Los colombianos estaríamos menos intranquilos
y quizá esperanzados si los trámites de esta borrosa finalización del conflicto
se adelantaran de tal manera que, con
sucesivos acuerdos de vigencia inmediata,
se estructuraran espacios de convivencia verificada y estable, es decir si se impulsara
sostenida política bilateral de paz.
Es palpable que a los terroristas se les brindó
en bandeja una vitrina publicitaria aprovechada con indolente malicia. Niegan
ellos su condición de victimarios, no quieren reconocer el orden institucional
existente, no ofrecen satisfactoria reparación para sus víctimas, reclaman más
territorios de los que ya controlan, y supeditan una tentativa reinserción
social a inciertos resultados de cuantiosas inversiones estatales que ellos vigilarán
con las armas en la mano y gratuitas curules en el Congreso.
Elemento indispensable para rodear de confianza
cualquier negociación entre la sociedad
colombiana constitucionalmente organizada, respetuosa de la ley y de las
libertades, y un grupo marginal que abandonó el norte de las reivindicaciones populares
para encadenarse en actividades criminales, es exigirle desarme absoluto, no un
pasajero silenciamiento de fusiles.
Imposible ignorar que la dinámica de las
organizaciones rebeldes escaló violentamente desde ocasionales vacunas
individuales a extorsiones sistemáticas del comercio organizado; desde esporádicas
perturbaciones del tráfico vehicular a
insensato minado de importantes carreteras nacionales; desde ilegítimos impuestos
sobre gramaje de alucinógenos producidos en laboratorios selváticos al control
de cultivos, procesamiento y mercadeo directo de substancias estupefacientes; desde la
conminación y la amenaza personal al secuestro colectivo; y desde el bulloso petardo publicitario al
atroz y masivo atentado dinamitero.
Si en la prolongada charla habanera se hubiera
concretado el cese unilateral de actos terroristas, pocos reparos habría para
que los cabecillas guerrilleros deambularan a gusto con sus ordenes de captura y sus
investigaciones en suspenso.
Pero desalienta y asquea que criminales
perseguidos por la justicia internacional, autores indiscutibles de crímenes
contra la humanidad, vayan y vengan, en perniciosa ronda de relevos, para atender
allá las maquilladas formalidades de diálogos vaporosos, mientras acá ejecutan
brutales acciones armadas contra todos
los estamentos sociales.
En Colombia, hoy como ayer, los compinches de
los cabecillas que rotan en Cuba siguen asesinando policías y soldados, igual
minan patios de escuelas rurales o fusilan al camionero que desatiende una
orden de pare, lo mismo que antes
persisten los secuestros, los daños a la infraestructura nacional y la quema de
vehículos. Aumentan entre tanto las plantaciones ilícitas y nuevos
reclutamientos forzados asedian a la juventud campesina.

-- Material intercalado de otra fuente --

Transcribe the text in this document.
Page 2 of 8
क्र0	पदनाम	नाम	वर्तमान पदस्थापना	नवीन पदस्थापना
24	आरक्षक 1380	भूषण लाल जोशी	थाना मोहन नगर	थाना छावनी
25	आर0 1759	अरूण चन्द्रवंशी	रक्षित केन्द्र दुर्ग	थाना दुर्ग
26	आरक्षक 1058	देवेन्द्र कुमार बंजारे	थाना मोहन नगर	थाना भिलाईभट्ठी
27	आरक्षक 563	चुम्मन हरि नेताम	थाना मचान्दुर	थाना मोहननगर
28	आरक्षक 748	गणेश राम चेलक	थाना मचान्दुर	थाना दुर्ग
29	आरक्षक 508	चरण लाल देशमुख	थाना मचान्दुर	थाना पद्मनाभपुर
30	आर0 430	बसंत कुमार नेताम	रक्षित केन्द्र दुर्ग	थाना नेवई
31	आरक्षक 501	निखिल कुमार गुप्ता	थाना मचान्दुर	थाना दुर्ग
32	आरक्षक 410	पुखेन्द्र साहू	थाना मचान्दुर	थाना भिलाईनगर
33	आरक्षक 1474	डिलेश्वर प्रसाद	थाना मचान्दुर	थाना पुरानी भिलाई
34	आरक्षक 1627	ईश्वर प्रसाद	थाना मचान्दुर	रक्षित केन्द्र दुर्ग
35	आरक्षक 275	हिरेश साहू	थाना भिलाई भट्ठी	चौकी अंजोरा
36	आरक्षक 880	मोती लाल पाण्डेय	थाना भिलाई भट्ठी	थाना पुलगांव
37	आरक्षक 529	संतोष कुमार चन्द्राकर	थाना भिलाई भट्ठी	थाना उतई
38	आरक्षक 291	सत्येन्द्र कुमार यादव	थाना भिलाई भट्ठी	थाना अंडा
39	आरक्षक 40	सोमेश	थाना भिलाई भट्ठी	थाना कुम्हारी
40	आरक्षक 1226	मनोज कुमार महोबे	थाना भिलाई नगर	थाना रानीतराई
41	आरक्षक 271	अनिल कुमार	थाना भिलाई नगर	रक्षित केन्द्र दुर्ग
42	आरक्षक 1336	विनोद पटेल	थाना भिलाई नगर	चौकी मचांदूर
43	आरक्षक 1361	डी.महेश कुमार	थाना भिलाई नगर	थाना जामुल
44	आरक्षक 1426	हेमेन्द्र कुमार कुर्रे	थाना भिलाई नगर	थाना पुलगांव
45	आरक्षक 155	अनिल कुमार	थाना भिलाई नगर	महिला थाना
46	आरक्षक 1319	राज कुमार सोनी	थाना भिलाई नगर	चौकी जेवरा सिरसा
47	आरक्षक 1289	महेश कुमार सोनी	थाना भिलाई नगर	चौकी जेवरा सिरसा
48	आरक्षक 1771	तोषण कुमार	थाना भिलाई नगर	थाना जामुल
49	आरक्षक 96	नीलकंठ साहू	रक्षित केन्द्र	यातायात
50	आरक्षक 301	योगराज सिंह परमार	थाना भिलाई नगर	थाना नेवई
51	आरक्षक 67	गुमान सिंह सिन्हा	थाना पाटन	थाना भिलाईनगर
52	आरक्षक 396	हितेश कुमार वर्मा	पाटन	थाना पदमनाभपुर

En tales condiciones no suena extraño que mañana
hagan añicos los proyectados acuerdos que a nada los comprometen, para regresar
fortalecidos a sus campamentos de minería ilegal, a ocuparse definitivamente del
mercado negro de las riquezas nacionales,
actividad que ya adelantan en precisos territorios donde abundan uranio,
coltán, tungsteno y oro.
Una verdadera negociación de paz no admite
escalas para efectivizar la entrega de armas. Engañan al país quienes califican
parciales preacuerdos como significativos progresos hacia la paz, cuando realmente
vivimos es el desfallecimiento del Estado y un paulatino sometimiento a las
condiciones impuestas por la delincuencia.
De la controlable amenaza terrorista nos
quieren trastear al incontenible imperio del terror.